フッ素樹脂の特長である低摩擦性・非粘着性・耐薬品性に加え、静電気を溜めにくくする帯電防止性能を付与した高機能コーティングです。粉体の付着防止や静電気トラブルの抑制に効果があります。

どんな特長がありますか?

帯電防止フッ素樹脂コーティングには以下の特長があります。
・静電気を溜めにくい帯電防止性能
・粉体・樹脂・食品などの付着防止
・優れた低摩擦性・滑り性
・酸・アルカリ・溶剤に強い耐薬品性
・非粘着性が高く、洗浄が容易
・耐熱性(200〜260℃程度)
・金属・樹脂など幅広い素材に対応
“滑り+耐薬品+帯電防止”を同時に求める現場で特に効果を発揮します。

どんな用途で採用されていますか?

帯電防止フッ素樹脂コーティングは以下の用途で採用されています。
■ 粉体・樹脂・食品の搬送設備
・ホッパー、シュート、スクリュー
・ローラー、ガイド、コンベア部品
■ 電子・電気部品
・静電気対策が必要な治具
・絶縁+帯電防止用途の部品
■ 化学・薬品設備
・薬品タンク、配管、攪拌部品
・粉体処理設備の付着防止
■ 成形・加工設備
・樹脂成形機の付着防止
・金型の離型性向上+帯電防止
■ 食品加工設備
・粉体食品の付着防止
・衛生性が求められる部品
“粉体が付く・静電気が溜まる・薬品に触れる”といった課題をまとめて解決できます。

膜厚はどのくらいになりますか?

一般的には20〜30μm程度の薄膜が標準です。
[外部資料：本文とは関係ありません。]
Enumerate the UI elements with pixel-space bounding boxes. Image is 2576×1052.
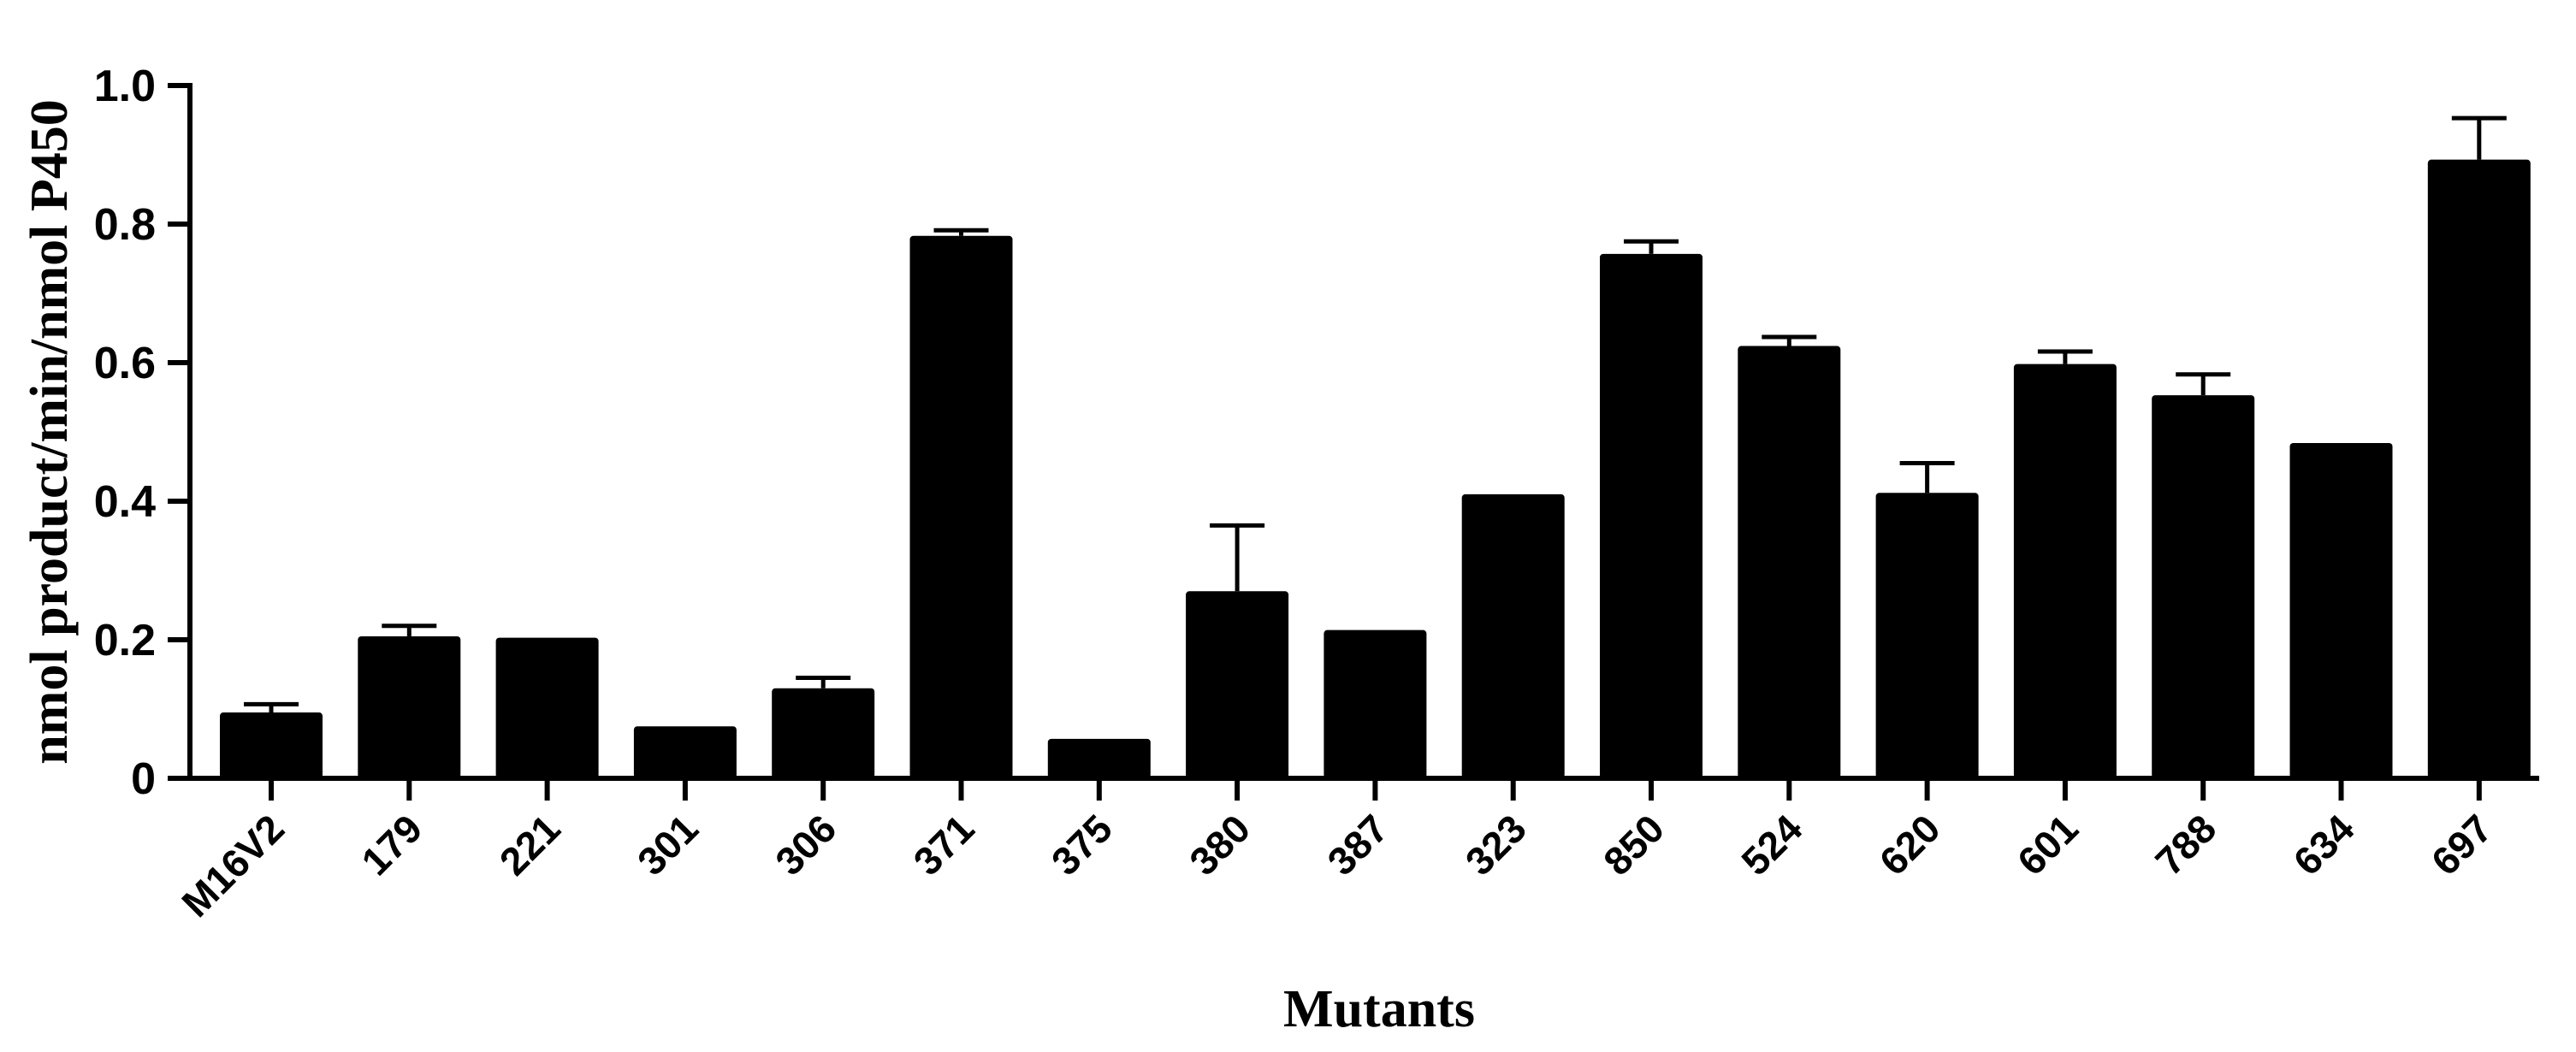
bar — [633, 726, 737, 778]
x-tick-label: 634 — [2285, 806, 2363, 884]
y-axis-title: nmol product/min/nmol P450 — [21, 99, 79, 764]
bar — [2427, 159, 2531, 779]
y-tick-label: 0.8 — [94, 200, 156, 250]
bar — [358, 635, 461, 778]
y-tick-label: 0.2 — [94, 616, 156, 665]
x-ticks: M16V2 179 221 301 306 371 375 380 387 323 850 524 62… — [173, 778, 2501, 925]
bar — [1186, 591, 1289, 778]
error-bars-layer — [244, 115, 2507, 713]
y-tick-label: 1.0 — [94, 62, 156, 111]
y-ticks: 0 0.2 0.4 0.6 0.8 1.0 — [94, 62, 190, 804]
x-tick-label: 620 — [1871, 806, 1949, 884]
bar — [220, 712, 323, 778]
x-tick-label: 697 — [2423, 806, 2501, 884]
y-tick-label: 0 — [131, 754, 156, 804]
x-tick-label: 788 — [2147, 806, 2224, 884]
bar — [2013, 363, 2117, 778]
bar — [2289, 442, 2393, 778]
bar — [495, 637, 599, 778]
bar — [1461, 493, 1565, 778]
bar — [1047, 738, 1151, 778]
x-tick-label: M16V2 — [173, 806, 293, 925]
x-tick-label: 301 — [629, 806, 707, 884]
bars-layer — [220, 159, 2531, 779]
x-tick-label: 323 — [1457, 806, 1535, 884]
axes-layer — [187, 83, 2539, 781]
bar — [1875, 493, 1979, 778]
bar — [1600, 253, 1703, 779]
x-tick-label: 387 — [1318, 806, 1396, 884]
x-tick-label: 179 — [352, 806, 430, 884]
bar — [1738, 346, 1841, 778]
x-tick-label: 524 — [1732, 806, 1810, 884]
x-tick-label: 306 — [767, 806, 844, 884]
x-axis-title: Mutants — [1283, 980, 1475, 1038]
bar — [2152, 395, 2255, 778]
x-tick-label: 380 — [1181, 806, 1258, 884]
x-tick-label: 601 — [2009, 806, 2087, 884]
x-tick-label: 371 — [905, 806, 983, 884]
y-tick-label: 0.6 — [94, 339, 156, 388]
bar — [1324, 629, 1427, 778]
x-tick-label: 221 — [491, 806, 569, 884]
bar — [909, 235, 1013, 778]
x-tick-label: 850 — [1595, 806, 1673, 884]
y-tick-label: 0.4 — [94, 477, 156, 527]
x-tick-label: 375 — [1043, 806, 1121, 884]
bar — [772, 688, 875, 778]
離型性や耐摩耗性を重視する場合は50μm以上の仕様も可能です。薄膜でも帯電防止性能を発揮します。

どんな素材にコーティングできますか?

鉄、ステンレス、アルミなどの金属に加え、樹脂部品にも施工可能です。粉体搬送部品や電子部品など、幅広い素材に対応します。

帯電防止性能はどのくらいですか?

表面抵抗値は10⁴〜10¹²Ω程度の帯電防止領域に調整可能です。静電気の蓄積を抑え、粉体の付着や静電気トラブルを大幅に低減します。

耐熱性はどのくらいですか?

一般的には200〜260℃程度の耐熱性があります。高温環境での粉体搬送や成形機周辺部品にも使用できます。

耐薬品性はありますか?

フッ素樹脂の特長である耐薬品性はそのまま維持されており、酸・アルカリ・溶剤に対して非常に高い耐性があります。化学設備や薬品環境での使用に最適です。

食品衛生法には対応していますか?

食品接触用途に対応した帯電防止フッ素樹脂もあり、食品衛生法に適合した仕様での施工が可能です。粉体食品の付着防止用途で採用されています。

REACH規制には対応していますか?

REACH規制に準拠した材料を使用しており、環境負荷に配慮した仕様にも対応可能です。食品設備・化学設備・電子部品など幅広い用途で安心してご利用いただけます。